MetaMask has launched Agent Wallet, a self-custodial infrastructure product built to let autonomous AI agents interact with decentralized finance protocols under user-defined security limits. The product entered an Early Access Program on June 8, with a wider public rollout planned for later this summer, making AI-controlled on-chain activity a formal product category inside MetaMask’s wallet stack.
The launch addresses one of the clearest risks in agent-based crypto trading: blind-signing. Instead of giving an AI agent direct access to private keys, Agent Wallet routes automated actions through a controlled environment where users define permissions, spending limits and escalation rules, preserving human oversight over machine-speed execution.

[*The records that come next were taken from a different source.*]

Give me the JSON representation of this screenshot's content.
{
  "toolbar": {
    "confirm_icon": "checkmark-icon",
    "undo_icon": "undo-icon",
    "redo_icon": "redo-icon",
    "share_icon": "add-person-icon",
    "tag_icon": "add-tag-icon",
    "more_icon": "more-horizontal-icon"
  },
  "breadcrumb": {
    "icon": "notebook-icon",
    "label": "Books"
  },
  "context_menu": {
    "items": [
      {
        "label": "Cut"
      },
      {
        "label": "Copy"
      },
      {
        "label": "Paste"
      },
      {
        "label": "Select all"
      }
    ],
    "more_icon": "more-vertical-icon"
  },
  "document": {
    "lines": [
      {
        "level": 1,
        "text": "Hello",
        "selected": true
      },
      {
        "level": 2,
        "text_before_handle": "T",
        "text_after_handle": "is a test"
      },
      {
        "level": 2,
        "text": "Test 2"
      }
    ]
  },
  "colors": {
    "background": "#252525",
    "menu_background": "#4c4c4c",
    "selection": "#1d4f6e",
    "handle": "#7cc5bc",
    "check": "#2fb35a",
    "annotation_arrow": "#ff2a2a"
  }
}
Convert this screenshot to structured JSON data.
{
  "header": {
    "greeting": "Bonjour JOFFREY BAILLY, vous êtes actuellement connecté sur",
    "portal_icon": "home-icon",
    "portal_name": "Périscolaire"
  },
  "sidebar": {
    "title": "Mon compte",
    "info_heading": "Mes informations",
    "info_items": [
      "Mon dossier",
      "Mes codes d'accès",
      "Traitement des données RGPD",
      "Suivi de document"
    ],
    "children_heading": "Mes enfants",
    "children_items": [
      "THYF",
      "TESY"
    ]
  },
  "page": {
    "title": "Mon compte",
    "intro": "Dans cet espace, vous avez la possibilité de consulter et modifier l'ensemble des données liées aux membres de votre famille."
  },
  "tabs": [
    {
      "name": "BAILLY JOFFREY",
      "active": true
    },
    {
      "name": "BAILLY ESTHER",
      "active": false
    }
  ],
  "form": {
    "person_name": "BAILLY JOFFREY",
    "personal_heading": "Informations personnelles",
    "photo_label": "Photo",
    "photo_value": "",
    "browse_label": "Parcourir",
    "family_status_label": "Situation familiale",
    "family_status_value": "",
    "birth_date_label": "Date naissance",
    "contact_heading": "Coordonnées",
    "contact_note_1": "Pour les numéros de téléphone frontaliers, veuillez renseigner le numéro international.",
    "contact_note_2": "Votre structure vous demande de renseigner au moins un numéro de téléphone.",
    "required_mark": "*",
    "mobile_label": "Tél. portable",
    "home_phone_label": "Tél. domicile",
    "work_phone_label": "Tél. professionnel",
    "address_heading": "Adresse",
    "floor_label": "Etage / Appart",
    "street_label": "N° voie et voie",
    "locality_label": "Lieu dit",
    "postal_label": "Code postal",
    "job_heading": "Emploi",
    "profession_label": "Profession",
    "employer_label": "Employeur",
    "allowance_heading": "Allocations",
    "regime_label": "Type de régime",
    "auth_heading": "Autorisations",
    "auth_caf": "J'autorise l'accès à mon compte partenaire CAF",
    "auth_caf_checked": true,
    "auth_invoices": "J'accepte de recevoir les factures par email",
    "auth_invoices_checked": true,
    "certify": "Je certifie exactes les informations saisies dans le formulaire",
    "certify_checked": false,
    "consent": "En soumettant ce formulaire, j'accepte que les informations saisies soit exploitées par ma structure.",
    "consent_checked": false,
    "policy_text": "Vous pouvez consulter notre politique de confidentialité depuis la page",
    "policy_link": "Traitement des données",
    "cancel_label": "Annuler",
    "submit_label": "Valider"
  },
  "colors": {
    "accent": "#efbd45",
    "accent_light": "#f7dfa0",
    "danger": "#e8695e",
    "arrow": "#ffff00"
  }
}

MetaMask Targets the Blind-Signing Problem
Agent Wallet uses a command-line interface designed to connect with AI agent frameworks including OpenAI Codex, Anthropic’s Claude Code and Hermes Agent. The wallet supports Ethereum Virtual Machine-compatible chains such as Ethereum, Arbitrum, Base and Polygon, as well as the Hyperliquid network, giving developers a broad execution surface for AI-assisted DeFi workflows.
Unlike traditional wallets, the product applies mandatory security checks to every transaction. Automated actions pass through MetaMask’s existing security stack, including transaction simulation, Blockaid-powered threat scanning and Clear Signing, so users can review human-readable transaction details before execution risk becomes irreversible.
MetaMask has built the product around two operational settings. Guard Mode, the default option, lets users set daily spending limits and protocol allowlists, while any transaction that exceeds those limits or receives a suspicious risk flag requires manual two-factor authentication before it can proceed, creating a permissioned operating model for autonomous agents.
Beast Mode gives agents more room to operate independently, but it does not remove the security layer entirely. Even in the less restrictive setting, MetaMask still requires manual approval for transactions identified as potentially malicious by its scanning infrastructure, keeping a final human approval gate for high-risk activity.
The wallet also ties approved transactions into MetaMask’s Transaction Protection program. Transactions deemed safe by the system are covered for up to $10,000 in monthly protection against specific losses, adding a risk-mitigation layer for users experimenting with automated DeFi execution.
Private Keys Stay Inside Isolated Infrastructure
Agent Wallet uses Cubist’s trusted execution environment technology to secure the signing process. The hardware-isolated enclave is designed to keep private keys protected during transaction signing, preventing both MetaMask and its parent company, Consensys, from accessing user key material, which reinforces self-custody as the product’s central security premise.
That architecture places Agent Wallet in the broader industry push toward clearer signing standards. By pairing isolated key management with Clear Signing, MetaMask is trying to reduce the risk that users or agents approve opaque transaction prompts, a recurring source of losses in crypto and a critical weakness for automated wallet activity.
“If the first generation of trading agents normalizes giving away your keys, we’ll be rebuilding the custodial mistakes crypto spent a decade escaping,” said Zhen Yu Tong, Senior Director of Product at MetaMask, in the announcement. The statement captures the strategic tension between automation and self-custody that Agent Wallet is trying to resolve.
MetaMask’s move also lands as crypto infrastructure providers invest more heavily in AI-native trading systems. Aptos recently committed $50 million to autonomous agent trading and storage systems, while Ethereum co-founder Vitalik Buterin has previously noted that AI-assisted verification could reduce the attack surface for smart contracts, giving Agent Wallet a timely market context beyond MetaMask’s own ecosystem.
For now, access remains limited. Agent Wallet is restricted to roughly 200 users in the Early Access Program, with developers and users able to apply through MetaMask’s official website before the broader release later this season, leaving the first production test concentrated among a small group of early participants.
The immediate takeaway is that MetaMask is not simply adding another wallet feature. It is building a controlled execution layer for AI agents in DeFi, where autonomy is possible but bounded by transaction scanning, spending rules, allowlists and human approval triggers, making secure agent-driven trading the core product thesis.